Keempat, lingkungan yang kondusif untuk iman kita.
"Hai
orang-orang yang beriman, bertakwalah kepada Allah, dan hendaklah kamu
bersama orang-orang yang benar(jujur)." (QS. At Taubah, 9 : 119)
Nabi SAW juga mengajarkan kepada kita agar bersahabat dengan
orang yang dapat memberikan kebaikan dan sering menasehati
kita.
“Seseorang yang duduk (berteman) dengan orang sholih dan orang
yang jelek adalah bagaikan berteman dengan pemilik minyak misk dan
pandai besi. Jika engkau tidak dihadiahkan minyak misk olehnya, engkau
bisa membeli darinya atau minimal dapat harumnya. Adapun berteman dengan
pandai besi, jika engkau tidak mendapati badan atau pakaianmu hangus
terbakar, minimal engkau dapat baunya yang tidak enak.” (HR.
Bukhari)


Ibnul Qayyim mengisahkan, “Kami (murid-murid Ibnu
Taimiyyah), jika kami ditimpa perasaan gundah gulana atau muncul dalam
diri kami prasangka-prasangka buruk atau ketika kami merasakan sempit
dalam menjalani hidup, kami segera mendatangi Ibnu Taimiyah untuk
meminta nasehat.
Maka dengan hanya memandang wajah beliau dan mendengarkan nasehat
beliau serta merta hilang semua kegundahan yang kami rasakan dan
berganti dengan perasaan lapang, tegar, yakin dan tenang .

Itulah
pentingnya bergaul dengan orang-orang sholeh, dapat kembali
membangkitkan semangat keimanan sehingga kita pun dapat menularkan
nuansa kebaikan kepada lingkungan sekitar kita.
Kelima, harta yang halal.
Harta
yang halal. yang terpenting dalam Islam kualitas harta, bukan kuantitas
harta. Ini tidak berarti Islam tidak menyuruh umatnya untuk kaya. Dalam
riwayat Imam Muslim di dalam bab sadaqoh, Rasulullah SAW pernah bertemu
dengan seorang sahabat yang berdoa mengangkat tangan. “Kamu berdoa
sudah bagus”, kata Nabi SAW, “Namun sayang makanan, minuman dan pakaian
dan tempat tinggalnya didapat secara haram, bagaimana doanya
dikabulkan”.
Berbahagialah menjadi orang yang hartanya halal karena doanya sangat
mudah dikabulkan Allah. Harta yang halal juga akan menjauhkan setan dari
hatinya, maka hatinya semakin bersih, suci dan kokoh, sehingga memberi
ketenangan dalam hidupnya. Maka berbahagialah orang-orang yang selalu
dengan teliti menjaga kehalalan hartanya.

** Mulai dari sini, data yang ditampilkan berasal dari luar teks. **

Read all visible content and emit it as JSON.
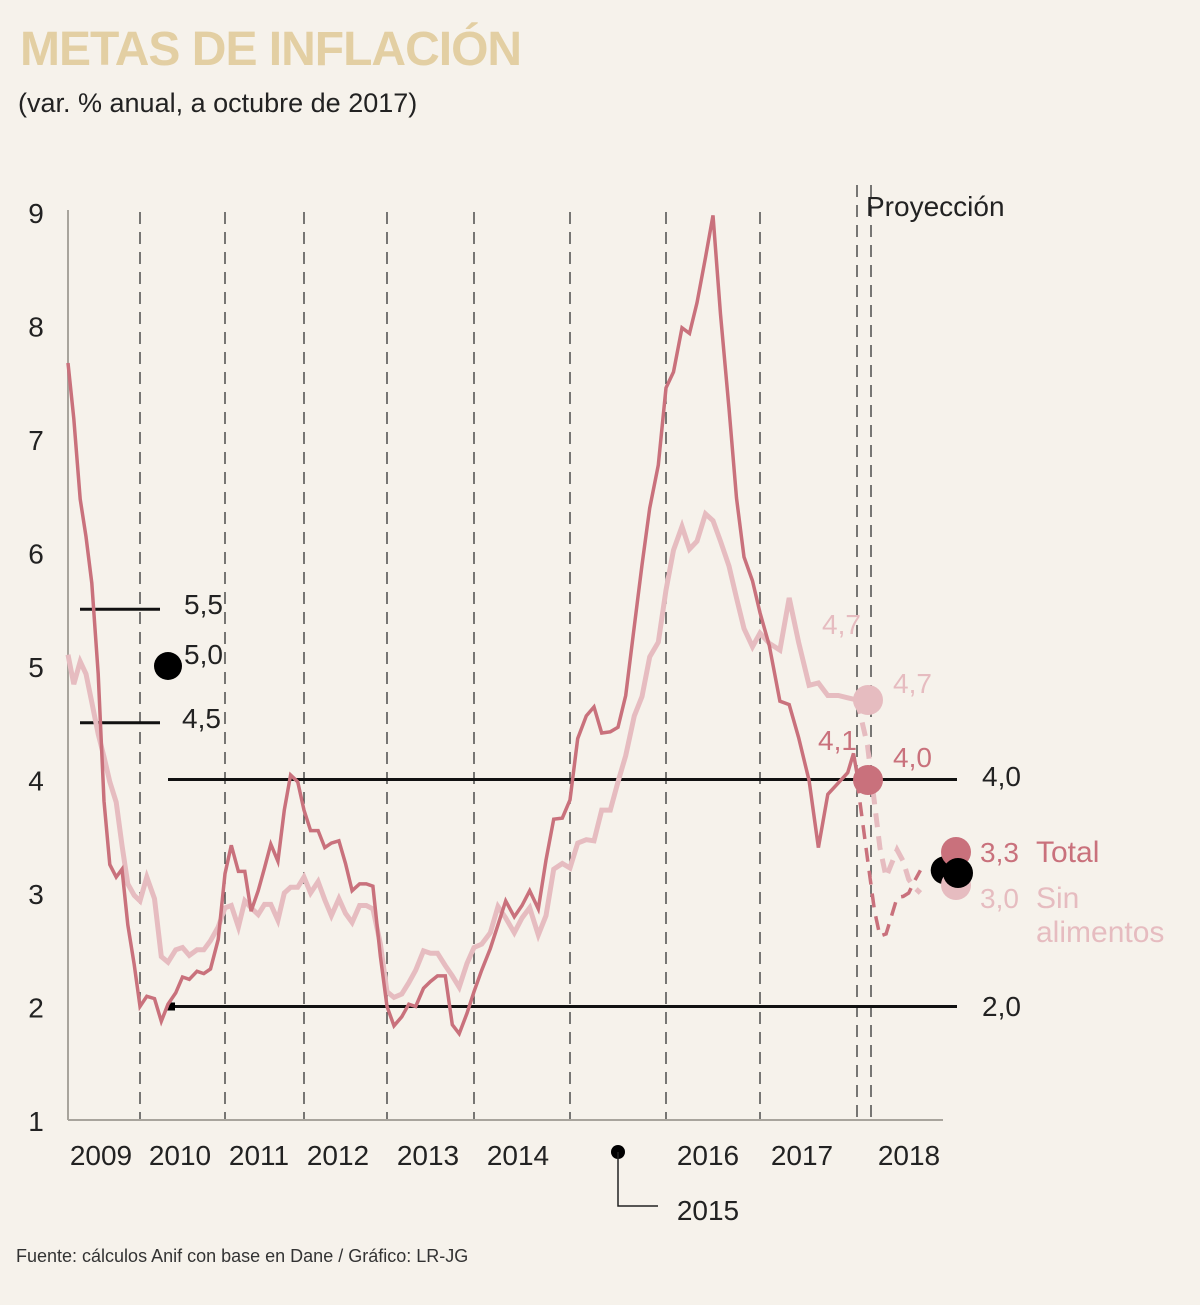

Keenam, semangat untuk memahami agama.
Semangat
memahami agama diwujudkan dalam semangat memahami ilmu-ilmu agama
Islam. Semakin ia belajar, semakin cinta ia kepada agamanya, semakin
tinggi cintanya kepada Allah dan rasul-Nya. Cinta inilah yang akan
memberi cahaya bagi hatinya. Semangat memahami agama akan meng “hidup”
kan hatinya, hati yang “hidup” adalah hati yang selalu dipenuhi cahaya
nikmat Islam dan nikmat iman. Maka berbahagialah orang yang penuh
semangat memahami ilmu agama Islam.
Ketujuh, umur yang barokah.
Umur
yang baroqah itu artinya umur yang semakin tua semakin sholeh, yang
setiap detiknya diisi dengan amal ibadah. Umur yang dalam kesehariannya
selama 24 jam adalah menjadi nilai ibadah. Seseorang yang mengisi
hidupnya untuk kebahagiaan dunia semata, maka hari tuanya akan diisi
pada bagaimana caranya menikmati sisa hidupnya, maka iapun sibuk
berangan-angan terhadap kenikmatan dunia yang belum ia sempat rasakan,
hatinya kecewa bila ia tidak mampu menikmati kenikmatan yang
diangankannya. Sedangkan orang yang mengisi umurnya dengan banyak
mempersiapkan diri untuk akhirat (melalui amal ibadah) maka semakin tua
semakin rindu ia untuk bertemu dengan Allah SWT. Inilah semangat “hidup”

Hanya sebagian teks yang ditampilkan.